Au départ, je n’avais pas une idée très précise de l’envergure réelle du phénomène d’obsolescence des chambres noires et de la photographie argentique. En amorçant ce travail, qui pour moi est autant une enquête visuelle qu’un hommage au métier de photographe, sur un lieu aussi puissamment « photogénique » parce que marqué par le travail manuel et la patine du temps, j’ai rapidement compris qu’une certaine photographie était en déclin.

Ce travail m’a permis de redécouvrir, tel une sorte d’anthropologue, à la fois un territoire connu et un univers qui appartient d’emblée au monde de la technologie photographique. Ajoutons que l’occasion était belle aussi pour insuffler à ce projet un brin d’ironie. En dépit des hauts cris des inconditionnels des procédés anciens, il est irréfutable que les outils numériques sont un avancement spectaculaire.
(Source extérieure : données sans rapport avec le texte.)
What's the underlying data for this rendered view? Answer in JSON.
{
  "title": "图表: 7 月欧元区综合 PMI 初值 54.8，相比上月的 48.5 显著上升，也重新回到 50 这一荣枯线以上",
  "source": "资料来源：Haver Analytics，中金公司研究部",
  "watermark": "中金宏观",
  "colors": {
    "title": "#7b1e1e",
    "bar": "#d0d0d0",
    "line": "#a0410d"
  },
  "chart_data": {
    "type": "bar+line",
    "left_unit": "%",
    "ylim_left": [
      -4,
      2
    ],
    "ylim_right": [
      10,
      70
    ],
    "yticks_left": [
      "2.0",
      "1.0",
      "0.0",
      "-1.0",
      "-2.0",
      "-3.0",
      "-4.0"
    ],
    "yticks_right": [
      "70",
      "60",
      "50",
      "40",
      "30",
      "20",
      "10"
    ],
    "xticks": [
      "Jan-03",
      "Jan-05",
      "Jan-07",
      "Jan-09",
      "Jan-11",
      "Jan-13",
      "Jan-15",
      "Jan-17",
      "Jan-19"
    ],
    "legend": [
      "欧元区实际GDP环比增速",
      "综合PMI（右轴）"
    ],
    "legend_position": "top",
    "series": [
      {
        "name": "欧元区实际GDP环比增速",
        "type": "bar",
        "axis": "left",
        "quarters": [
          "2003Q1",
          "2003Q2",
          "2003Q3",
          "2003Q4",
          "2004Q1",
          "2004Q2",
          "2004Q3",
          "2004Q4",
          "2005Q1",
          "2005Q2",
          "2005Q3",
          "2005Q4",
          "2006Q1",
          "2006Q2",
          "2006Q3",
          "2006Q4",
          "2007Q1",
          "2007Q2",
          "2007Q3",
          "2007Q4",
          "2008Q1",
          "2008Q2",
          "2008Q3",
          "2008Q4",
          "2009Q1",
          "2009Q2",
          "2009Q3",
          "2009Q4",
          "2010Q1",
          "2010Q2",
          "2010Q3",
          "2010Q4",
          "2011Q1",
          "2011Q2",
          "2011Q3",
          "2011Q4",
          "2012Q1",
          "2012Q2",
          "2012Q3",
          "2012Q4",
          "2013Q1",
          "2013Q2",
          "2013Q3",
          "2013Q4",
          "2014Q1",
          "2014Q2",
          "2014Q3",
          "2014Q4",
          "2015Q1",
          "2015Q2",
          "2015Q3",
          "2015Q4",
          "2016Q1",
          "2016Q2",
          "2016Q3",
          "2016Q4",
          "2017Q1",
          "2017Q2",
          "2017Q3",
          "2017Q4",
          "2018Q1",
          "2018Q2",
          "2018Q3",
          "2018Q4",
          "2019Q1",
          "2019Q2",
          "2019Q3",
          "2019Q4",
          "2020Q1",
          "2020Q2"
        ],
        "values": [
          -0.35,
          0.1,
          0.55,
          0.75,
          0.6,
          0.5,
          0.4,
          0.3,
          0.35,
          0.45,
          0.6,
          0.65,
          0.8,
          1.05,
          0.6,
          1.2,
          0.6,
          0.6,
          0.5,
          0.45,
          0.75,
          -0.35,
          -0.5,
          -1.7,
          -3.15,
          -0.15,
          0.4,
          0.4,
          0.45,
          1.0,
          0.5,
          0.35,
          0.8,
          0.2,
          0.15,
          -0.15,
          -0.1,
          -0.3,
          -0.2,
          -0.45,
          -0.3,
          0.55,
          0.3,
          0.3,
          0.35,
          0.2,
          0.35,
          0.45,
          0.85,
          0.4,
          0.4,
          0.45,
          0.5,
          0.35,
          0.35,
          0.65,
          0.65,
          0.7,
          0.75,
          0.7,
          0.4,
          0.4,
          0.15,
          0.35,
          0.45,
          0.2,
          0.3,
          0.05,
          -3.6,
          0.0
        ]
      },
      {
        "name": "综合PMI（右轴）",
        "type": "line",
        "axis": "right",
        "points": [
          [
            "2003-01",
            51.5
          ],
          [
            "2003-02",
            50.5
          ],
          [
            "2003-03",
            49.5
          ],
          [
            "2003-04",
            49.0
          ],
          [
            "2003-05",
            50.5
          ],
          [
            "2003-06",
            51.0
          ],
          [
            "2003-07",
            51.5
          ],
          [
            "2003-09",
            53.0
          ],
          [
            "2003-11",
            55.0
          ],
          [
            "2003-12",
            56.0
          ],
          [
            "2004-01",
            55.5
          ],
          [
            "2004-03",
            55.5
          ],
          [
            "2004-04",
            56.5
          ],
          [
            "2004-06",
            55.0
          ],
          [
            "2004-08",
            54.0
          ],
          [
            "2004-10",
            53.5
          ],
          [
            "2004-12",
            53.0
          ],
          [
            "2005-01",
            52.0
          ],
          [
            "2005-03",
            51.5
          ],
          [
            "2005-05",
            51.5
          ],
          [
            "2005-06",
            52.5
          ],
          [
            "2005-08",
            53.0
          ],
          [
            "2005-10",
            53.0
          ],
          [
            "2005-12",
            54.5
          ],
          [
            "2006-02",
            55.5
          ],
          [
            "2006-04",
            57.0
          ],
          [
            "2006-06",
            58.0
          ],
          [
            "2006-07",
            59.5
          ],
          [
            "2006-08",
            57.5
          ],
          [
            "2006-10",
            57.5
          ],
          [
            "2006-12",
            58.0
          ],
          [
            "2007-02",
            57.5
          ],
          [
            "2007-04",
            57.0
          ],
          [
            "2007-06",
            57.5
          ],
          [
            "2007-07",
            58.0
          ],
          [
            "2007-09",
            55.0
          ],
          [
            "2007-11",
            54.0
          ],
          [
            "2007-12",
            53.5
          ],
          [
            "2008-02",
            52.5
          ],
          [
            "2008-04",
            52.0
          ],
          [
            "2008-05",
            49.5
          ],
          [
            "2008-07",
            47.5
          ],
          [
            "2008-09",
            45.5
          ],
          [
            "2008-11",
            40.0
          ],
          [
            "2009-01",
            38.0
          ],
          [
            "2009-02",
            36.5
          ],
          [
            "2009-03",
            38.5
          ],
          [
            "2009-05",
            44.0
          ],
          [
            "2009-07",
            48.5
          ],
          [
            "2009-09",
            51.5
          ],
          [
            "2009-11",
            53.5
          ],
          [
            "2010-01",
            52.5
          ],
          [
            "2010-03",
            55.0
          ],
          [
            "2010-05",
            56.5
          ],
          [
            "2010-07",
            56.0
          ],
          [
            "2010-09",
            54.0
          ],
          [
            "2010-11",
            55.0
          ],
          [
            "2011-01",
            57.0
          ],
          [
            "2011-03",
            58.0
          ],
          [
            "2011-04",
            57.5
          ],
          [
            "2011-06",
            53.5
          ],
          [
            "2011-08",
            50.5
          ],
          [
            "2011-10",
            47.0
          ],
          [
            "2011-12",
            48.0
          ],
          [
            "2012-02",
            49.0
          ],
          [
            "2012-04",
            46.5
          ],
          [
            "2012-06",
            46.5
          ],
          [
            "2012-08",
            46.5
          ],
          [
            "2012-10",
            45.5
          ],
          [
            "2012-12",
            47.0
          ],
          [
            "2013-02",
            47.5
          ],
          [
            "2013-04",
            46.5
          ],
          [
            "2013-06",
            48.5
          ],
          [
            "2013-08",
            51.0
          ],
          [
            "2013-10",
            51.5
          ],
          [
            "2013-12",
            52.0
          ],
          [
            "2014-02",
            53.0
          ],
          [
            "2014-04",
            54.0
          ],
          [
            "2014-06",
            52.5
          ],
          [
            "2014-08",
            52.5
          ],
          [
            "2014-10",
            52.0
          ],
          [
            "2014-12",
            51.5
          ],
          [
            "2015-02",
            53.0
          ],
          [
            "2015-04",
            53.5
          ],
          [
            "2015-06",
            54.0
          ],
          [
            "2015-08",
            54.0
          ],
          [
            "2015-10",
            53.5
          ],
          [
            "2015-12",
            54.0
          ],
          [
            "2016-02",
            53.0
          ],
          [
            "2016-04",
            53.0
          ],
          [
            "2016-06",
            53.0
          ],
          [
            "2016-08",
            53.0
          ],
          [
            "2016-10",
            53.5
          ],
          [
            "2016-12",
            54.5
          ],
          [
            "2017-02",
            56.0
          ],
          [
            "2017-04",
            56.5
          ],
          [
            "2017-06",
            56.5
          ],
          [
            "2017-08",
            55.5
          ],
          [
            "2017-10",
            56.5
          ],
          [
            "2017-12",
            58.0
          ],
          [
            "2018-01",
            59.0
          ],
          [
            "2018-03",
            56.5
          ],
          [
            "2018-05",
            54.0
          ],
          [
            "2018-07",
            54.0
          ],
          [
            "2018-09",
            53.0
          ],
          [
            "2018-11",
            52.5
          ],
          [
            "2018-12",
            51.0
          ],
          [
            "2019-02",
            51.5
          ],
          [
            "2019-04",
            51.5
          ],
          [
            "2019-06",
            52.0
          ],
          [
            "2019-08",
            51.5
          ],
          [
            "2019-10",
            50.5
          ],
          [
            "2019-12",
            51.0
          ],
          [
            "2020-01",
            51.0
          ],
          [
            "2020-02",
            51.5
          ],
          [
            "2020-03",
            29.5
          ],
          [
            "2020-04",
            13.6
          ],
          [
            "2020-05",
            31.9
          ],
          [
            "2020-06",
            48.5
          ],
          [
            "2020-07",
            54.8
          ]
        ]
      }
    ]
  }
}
Grâce à mon réseau professionnel, j’ai inventorié plus d’une centaine de chambres noires que je me suis mis à photographier et de cela est née une première série2. Par la suite, j’ai voulu voir ailleurs à quoi ressemblaient les chambres noires, examiner en quoi elles se différenciaient des nôtres et je suis ainsi allé photographier celles de La Havane, de Toronto, de Niamey, de Berlin, de Hô Chi Minh-Ville, de Mexico, de Bruxelles et de Paris.

RB : Le regard que tu portes sur les chambres noires semble à première vue celui de l’anthropologue, cependant on a tôt fait de constater que ce regard s’attache aux choses vues de très près. Pourquoi ce choix de jouer le fragment, le détail, la couleur et la chose pour elle-même ?

MC : J’ai réalisé le premier cycle, principalement et très rapidement dans la région montréalaise. L’intérêt que le photographe et éditeur britannique Martin Parr a montré dès ce moment à l’égard des qualités polémiques et esthétiques de mon travail n’a pas favorisé un grand recul critique de ma part. Je pense être un photographe animé par des exigences esthétiques et mes cadrages exercent constamment une tension dans le hors champ du sujet. C’est pourquoi les vues générales des chambres noires me sont apparues inintéressantes.

En entreprenant le second cycle, les appareils photo numériques que j’utilise se sont améliorés et le champ angulaire des objectifs s’est accru. Peut-être aussi qu’en privilégiant la prise de vue en mode rapproché, je voulais rendre compte avec plus d’acuité de la diversité architecturale et mécanique des chambres noires visitées. Mais la couleur et le flash électronique sont, je pense, les principaux vecteurs qui donnent tout son sens à cette documentation sur les chambres noires. Ce que j’ai cherché à montrer avec la couleur et la lumière, à travers cette succession de plans rapprochés en apparence formalistes et abstraits, a fondamentalement à voir avec les traces du travail manuel, du labeur et des gestes répétés.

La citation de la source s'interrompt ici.